The possibility of amorphous formation via cryomilling was studied for three different types of drugs with different glass forming ability (GFA); Felodipine (class III) an easy glass former, paracetamol (class II) a moderate glass former and aspirin (class I) a poor glass former. These drugs were cryomilled alone, cryomilled then mixed with cryomilled hydroxypropyl methylcellulose (HPMC) physically (i.e. cryomilled separately) or co-cryomilled with HPMC together.

The subsequent formulations were characterised by DSC, XRPD and FTIR. It was found that when felodipine is cryomilled alone, it can be transformed into the amorphous form, however no amorphous formation was achieved when cryomilling paracetamol or aspirin alone. It is thought that the relatively higher Tg of felodipine compared to paracetamol,and aspirin enables this transformation, however, this transformation was difficult to achieve for paracetamol or aspirin due to their rapid recrystallisation directly after cryomilling due to their low Tg and their resistance to mechanical disorder. Although felodipine was rendered amorphous when milled alone it then recrystallised within a day. It was thought that the conversion of these three drugs into amorphous form or not depends on the glass forming ability of each drug. The amount of polymer required to stabilise the amorphous form of each drug varied according to their glass forming ability with more polymer required for poor glass formers.
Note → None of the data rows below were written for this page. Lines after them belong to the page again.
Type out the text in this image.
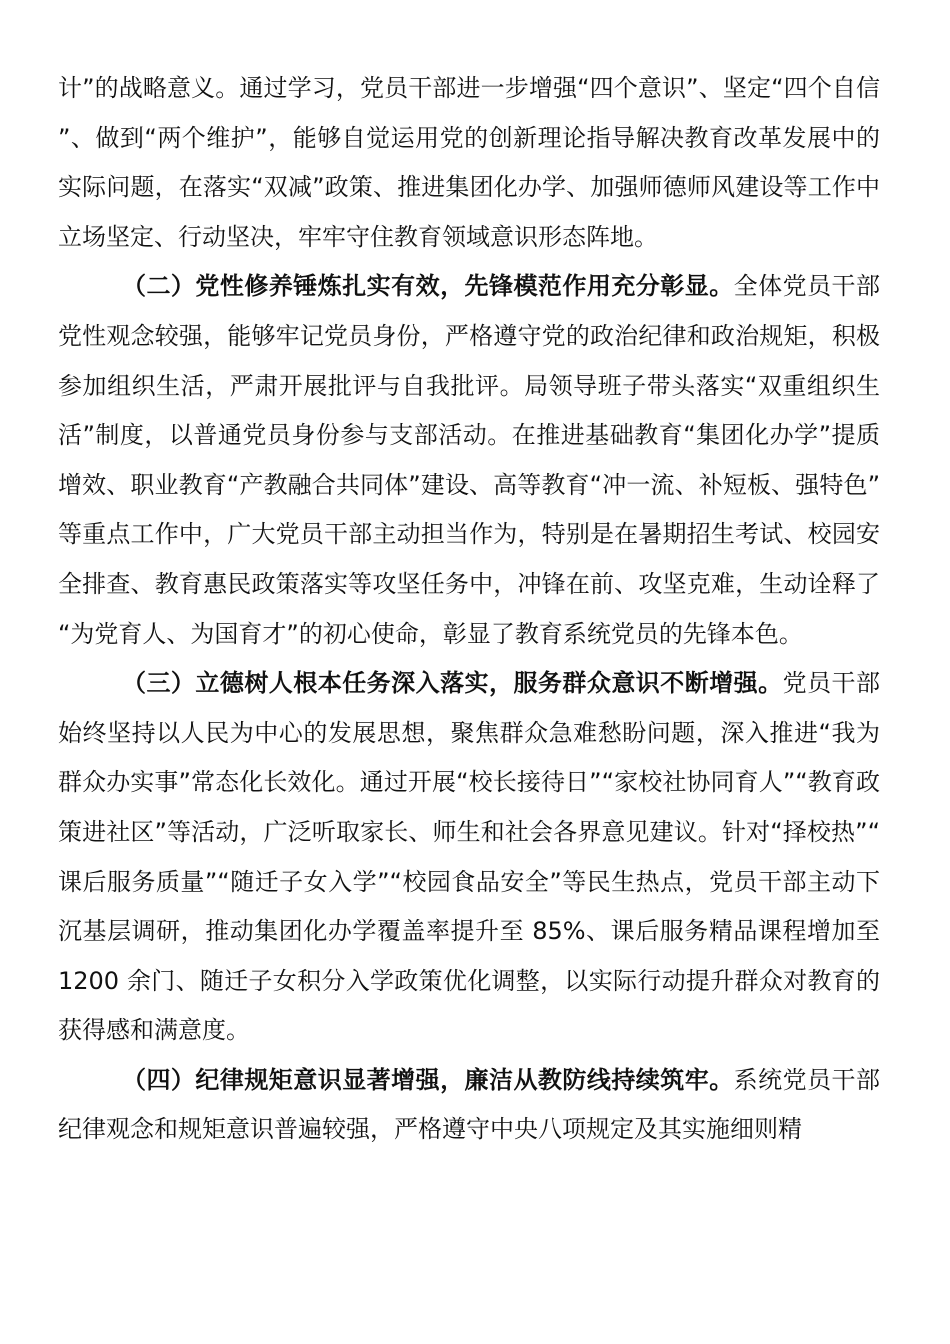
计”的战略意义。通过学习，党员干部进一步增强“四个意识”、坚定“四个自信”、做到“两个维护”，能够自觉运用党的创新理论指导解决教育改革发展中的实际问题，在落实“双减”政策、推进集团化办学、加强师德师风建设等工作中立场坚定、行动坚决，牢牢守住教育领域意识形态阵地。

（二）党性修养锤炼扎实有效，先锋模范作用充分彰显。全体党员干部党性观念较强，能够牢记党员身份，严格遵守党的政治纪律和政治规矩，积极参加组织生活，严肃开展批评与自我批评。局领导班子带头落实“双重组织生活”制度，以普通党员身份参与支部活动。在推进基础教育“集团化办学”提质增效、职业教育“产教融合共同体”建设、高等教育“冲一流、补短板、强特色”等重点工作中，广大党员干部主动担当作为，特别是在暑期招生考试、校园安全排查、教育惠民政策落实等攻坚任务中，冲锋在前、攻坚克难，生动诠释了“为党育人、为国育才”的初心使命，彰显了教育系统党员的先锋本色。

（三）立德树人根本任务深入落实，服务群众意识不断增强。党员干部始终坚持以人民为中心的发展思想，聚焦群众急难愁盼问题，深入推进“我为群众办实事”常态化长效化。通过开展“校长接待日”“家校社协同育人”“教育政策进社区”等活动，广泛听取家长、师生和社会各界意见建议。针对“择校热”“课后服务质量”“随迁子女入学”“校园食品安全”等民生热点，党员干部主动下沉基层调研，推动集团化办学覆盖率提升至 85%、课后服务精品课程增加至 1200 余门、随迁子女积分入学政策优化调整，以实际行动提升群众对教育的获得感和满意度。

（四）纪律规矩意识显著增强，廉洁从教防线持续筑牢。系统党员干部纪律观念和规矩意识普遍较强，严格遵守中央八项规定及其实施细则精
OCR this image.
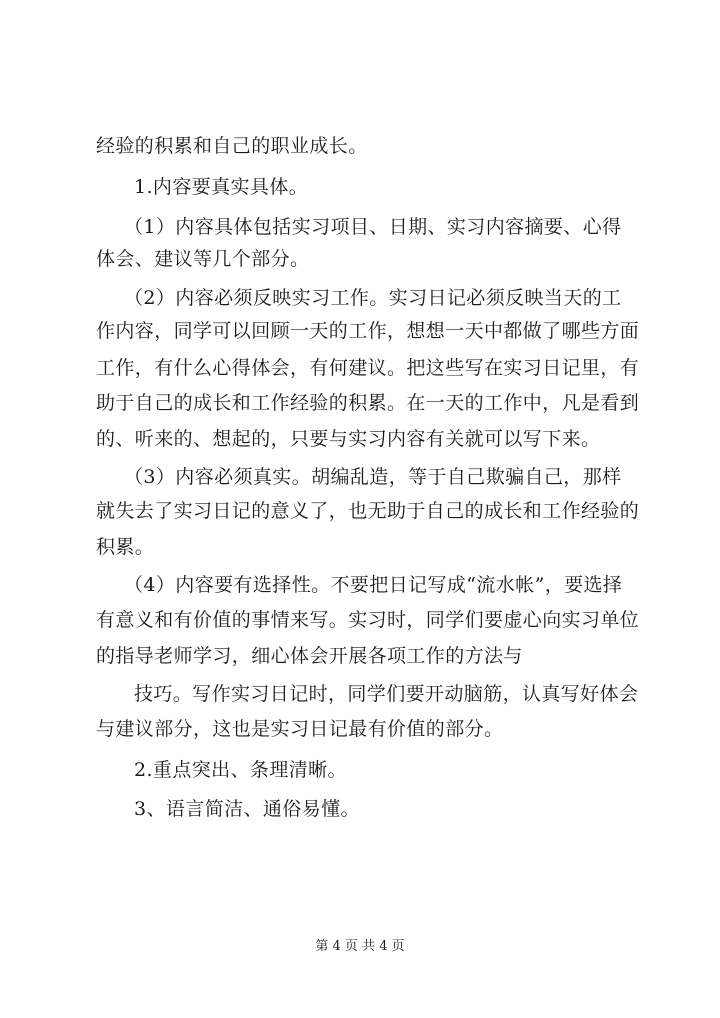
经验的积累和自己的职业成长。
1.内容要真实具体。
（1）内容具体包括实习项目、日期、实习内容摘要、心得
体会、建议等几个部分。
（2）内容必须反映实习工作。实习日记必须反映当天的工
作内容，同学可以回顾一天的工作，想想一天中都做了哪些方面
工作，有什么心得体会，有何建议。把这些写在实习日记里，有
助于自己的成长和工作经验的积累。在一天的工作中，凡是看到
的、听来的、想起的，只要与实习内容有关就可以写下来。
（3）内容必须真实。胡编乱造，等于自己欺骗自己，那样
就失去了实习日记的意义了，也无助于自己的成长和工作经验的
积累。
（4）内容要有选择性。不要把日记写成“流水帐”，要选择
有意义和有价值的事情来写。实习时，同学们要虚心向实习单位
的指导老师学习，细心体会开展各项工作的方法与
技巧。写作实习日记时，同学们要开动脑筋，认真写好体会
与建议部分，这也是实习日记最有价值的部分。
2.重点突出、条理清晰。
3、语言简洁、通俗易懂。
第 4 页 共 4 页
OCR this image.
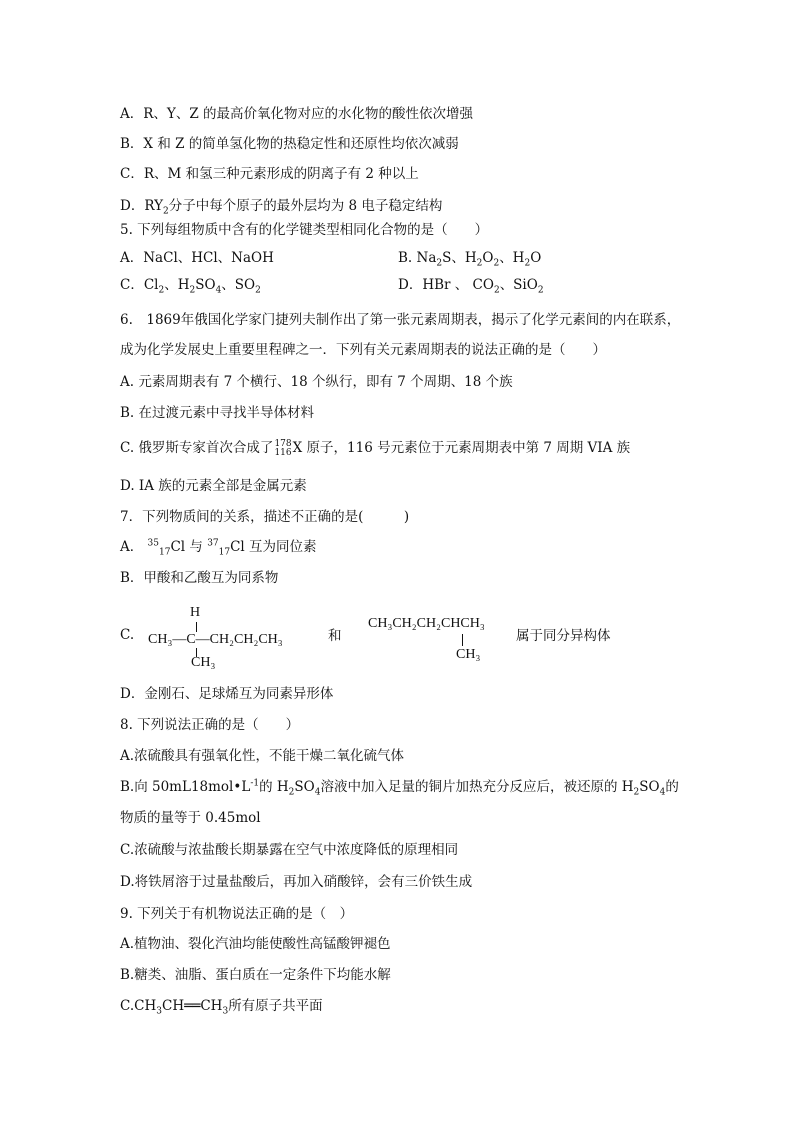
A．R、Y、Z 的最高价氧化物对应的水化物的酸性依次增强
B．X 和 Z 的简单氢化物的热稳定性和还原性均依次减弱
C．R、M 和氢三种元素形成的阴离子有 2 种以上
D．$RY_2$分子中每个原子的最外层均为 8 电子稳定结构
5. 下列每组物质中含有的化学键类型相同化合物的是（　　）
A．NaCl、HCl、NaOH	B. $Na_2S$、$H_2O_2$、$H_2O$
C．$Cl_2$、$H_2SO_4$、$SO_2$	D．HBr 、 $CO_2$、SiO$_2$
6.　1869年俄国化学家门捷列夫制作出了第一张元素周期表，揭示了化学元素间的内在联系，
成为化学发展史上重要里程碑之一．下列有关元素周期表的说法正确的是（　　）
A. 元素周期表有 7 个横行、18 个纵行，即有 7 个周期、18 个族
B. 在过渡元素中寻找半导体材料
C. 俄罗斯专家首次合成了 178
116 X 原子，116 号元素位于元素周期表中第 7 周期 VIA 族
D. IA 族的元素全部是金属元素
7．下列物质间的关系，描述不正确的是(　　　)
A． $^{35}_{17}$Cl 与 $^{37}_{17}$Cl 互为同位素
B．甲酸和乙酸互为同系物
C.
H
CH₃—C—CH₂CH₂CH₃
CH₃
和
CH₃CH₂CH₂CHCH₃
CH₃
属于同分异构体
D．金刚石、足球烯互为同素异形体
8. 下列说法正确的是（　　）
A.浓硫酸具有强氧化性，不能干燥二氧化硫气体
B.向 $50mL18mol•L^{-1}$的 $H_2SO_4$溶液中加入足量的铜片加热充分反应后，被还原的 $H_2SO_4$的
物质的量等于 0.45mol
C.浓硫酸与浓盐酸长期暴露在空气中浓度降低的原理相同
D.将铁屑溶于过量盐酸后，再加入硝酸锌，会有三价铁生成
9. 下列关于有机物说法正确的是（　）
A.植物油、裂化汽油均能使酸性高锰酸钾褪色
B.糖类、油脂、蛋白质在一定条件下均能水解
$C.CH_3CH══CH_3$所有原子共平面
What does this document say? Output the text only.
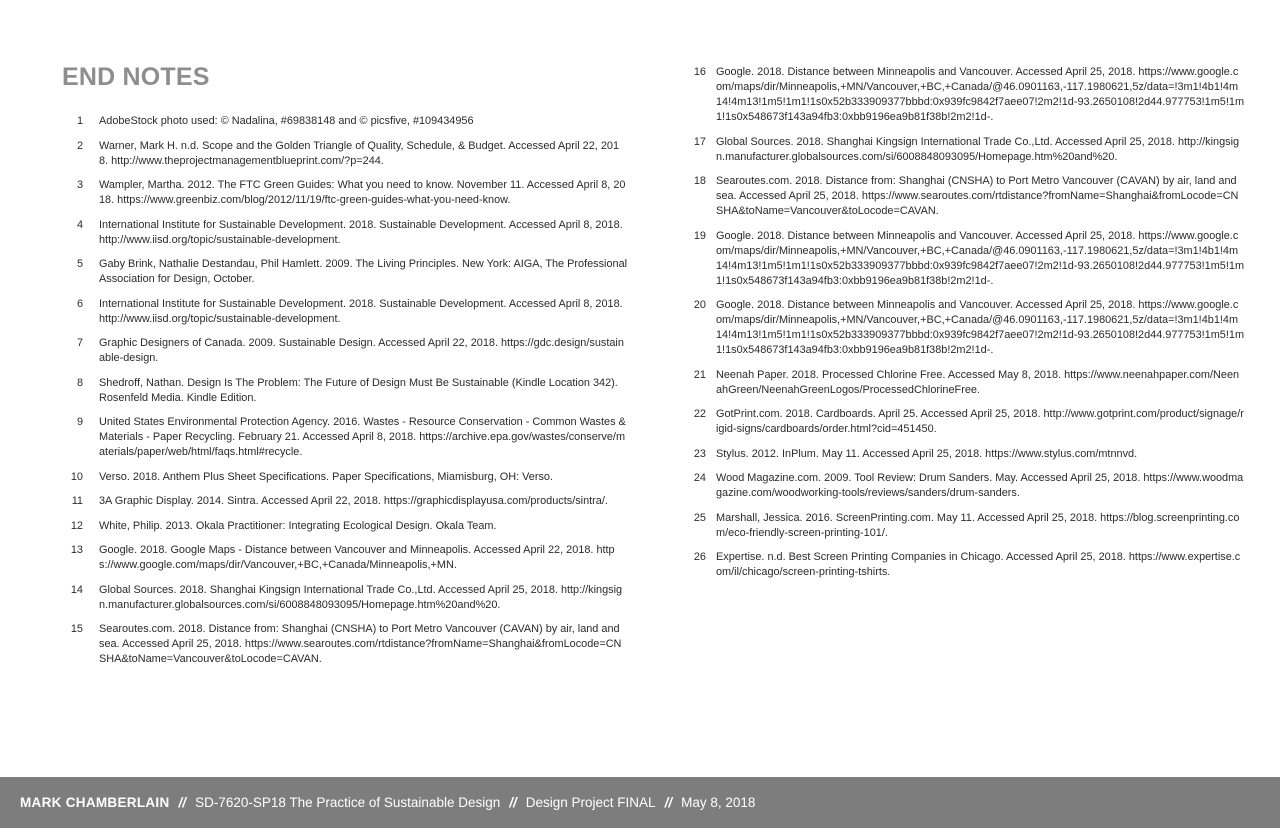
END NOTES
1	AdobeStock photo used: © Nadalina, #69838148 and © picsfive, #109434956
2	Warner, Mark H. n.d. Scope and the Golden Triangle of Quality, Schedule, & Budget. Accessed April 22, 2018. http://www.theprojectmanagementblueprint.com/?p=244.
3	Wampler, Martha. 2012. The FTC Green Guides: What you need to know. November 11. Accessed April 8, 2018. https://www.greenbiz.com/blog/2012/11/19/ftc-green-guides-what-you-need-know.
4	International Institute for Sustainable Development. 2018. Sustainable Development. Accessed April 8, 2018. http://www.iisd.org/topic/sustainable-development.
5	Gaby Brink, Nathalie Destandau, Phil Hamlett. 2009. The Living Principles. New York: AIGA, The Professional Association for Design, October.
6	International Institute for Sustainable Development. 2018. Sustainable Development. Accessed April 8, 2018. http://www.iisd.org/topic/sustainable-development.
7	Graphic Designers of Canada. 2009. Sustainable Design. Accessed April 22, 2018. https://gdc.design/sustainable-design.
8	Shedroff, Nathan. Design Is The Problem: The Future of Design Must Be Sustainable (Kindle Location 342). Rosenfeld Media. Kindle Edition.
9	United States Environmental Protection Agency. 2016. Wastes - Resource Conservation - Common Wastes & Materials - Paper Recycling. February 21. Accessed April 8, 2018. https://archive.epa.gov/wastes/conserve/materials/paper/web/html/faqs.html#recycle.
10	Verso. 2018. Anthem Plus Sheet Specifications. Paper Specifications, Miamisburg, OH: Verso.
11	3A Graphic Display. 2014. Sintra. Accessed April 22, 2018. https://graphicdisplayusa.com/products/sintra/.
12	White, Philip. 2013. Okala Practitioner: Integrating Ecological Design. Okala Team.
13	Google. 2018. Google Maps - Distance between Vancouver and Minneapolis. Accessed April 22, 2018. https://www.google.com/maps/dir/Vancouver,+BC,+Canada/Minneapolis,+MN.
14	Global Sources. 2018. Shanghai Kingsign International Trade Co.,Ltd. Accessed April 25, 2018. http://kingsign.manufacturer.globalsources.com/si/6008848093095/Homepage.htm%20and%20.
15	Searoutes.com. 2018. Distance from: Shanghai (CNSHA) to Port Metro Vancouver (CAVAN) by air, land and sea. Accessed April 25, 2018. https://www.searoutes.com/rtdistance?fromName=Shanghai&fromLocode=CNSHA&toName=Vancouver&toLocode=CAVAN.
16 Google. 2018. Distance between Minneapolis and Vancouver. Accessed April 25, 2018. https://www.google.com/maps/dir/Minneapolis,+MN/Vancouver,+BC,+Canada/@46.0901163,-117.1980621,5z/data=!3m1!4b1!4m14!4m13!1m5!1m1!1s0x52b333909377bbbd:0x939fc9842f7aee07!2m2!1d-93.2650108!2d44.977753!1m5!1m1!1s0x548673f143a94fb3:0xbb9196ea9b81f38b!2m2!1d-.
17 Global Sources. 2018. Shanghai Kingsign International Trade Co.,Ltd. Accessed April 25, 2018. http://kingsign.manufacturer.globalsources.com/si/6008848093095/Homepage.htm%20and%20.
18 Searoutes.com. 2018. Distance from: Shanghai (CNSHA) to Port Metro Vancouver (CAVAN) by air, land and sea. Accessed April 25, 2018. https://www.searoutes.com/rtdistance?fromName=Shanghai&fromLocode=CNSHA&toName=Vancouver&toLocode=CAVAN.
19 Google. 2018. Distance between Minneapolis and Vancouver. Accessed April 25, 2018. https://www.google.com/maps/dir/Minneapolis,+MN/Vancouver,+BC,+Canada/@46.0901163,-117.1980621,5z/data=!3m1!4b1!4m14!4m13!1m5!1m1!1s0x52b333909377bbbd:0x939fc9842f7aee07!2m2!1d-93.2650108!2d44.977753!1m5!1m1!1s0x548673f143a94fb3:0xbb9196ea9b81f38b!2m2!1d-.
20 Google. 2018. Distance between Minneapolis and Vancouver. Accessed April 25, 2018. https://www.google.com/maps/dir/Minneapolis,+MN/Vancouver,+BC,+Canada/@46.0901163,-117.1980621,5z/data=!3m1!4b1!4m14!4m13!1m5!1m1!1s0x52b333909377bbbd:0x939fc9842f7aee07!2m2!1d-93.2650108!2d44.977753!1m5!1m1!1s0x548673f143a94fb3:0xbb9196ea9b81f38b!2m2!1d-.
21 Neenah Paper. 2018. Processed Chlorine Free. Accessed May 8, 2018. https://www.neenahpaper.com/NeenahGreen/NeenahGreenLogos/ProcessedChlorineFree.
22 GotPrint.com. 2018. Cardboards. April 25. Accessed April 25, 2018. http://www.gotprint.com/product/signage/rigid-signs/cardboards/order.html?cid=451450.
23 Stylus. 2012. InPlum. May 11. Accessed April 25, 2018. https://www.stylus.com/mtnnvd.
24 Wood Magazine.com. 2009. Tool Review: Drum Sanders. May. Accessed April 25, 2018. https://www.woodmagazine.com/woodworking-tools/reviews/sanders/drum-sanders.
25 Marshall, Jessica. 2016. ScreenPrinting.com. May 11. Accessed April 25, 2018. https://blog.screenprinting.com/eco-friendly-screen-printing-101/.
26 Expertise. n.d. Best Screen Printing Companies in Chicago. Accessed April 25, 2018. https://www.expertise.com/il/chicago/screen-printing-tshirts.
MARK CHAMBERLAIN // SD-7620-SP18 The Practice of Sustainable Design // Design Project FINAL // May 8, 2018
Felodipine was selected as a model drug for further study with different polymers. This is because felodipine is widely used for the production of amorphous solid dispersion by hot melt extrusion and spray drying. Secondly this drug is practically insoluble but it is an important drug in the emergency treatment of hypertension due its high selectivity and its lack of a negative inotropic effect. Felodipine was co-cryomilled with different polymers and polymer blends that varied in water solubility namely HPMC, HPMCAS, Soluplus R, PMMA, HPMC-HPMCAS, HPMC:PMMA and Soluplus R:HPMCAS at 5, 25, 50 and 75%

(w/w) drug loadings. For each mixture the miscibility was predicted using the Gordon-Taylor equation and solubility parameter value. All these mixtures at 50% drug loading were further investigated in dissolution studies for 6 hours under sink condition. All co-cryomilled samples except PMMA showed a high level of drug release (> 90%) after 6 hours dissolution. Only PMMA, which is water insoluble, retarded the release of felodipine from the co-cryomilled mixtures but in ternary mixture felodipine-HPMC/PMMA it showed more than 95% drug release after 6 hours dissolution.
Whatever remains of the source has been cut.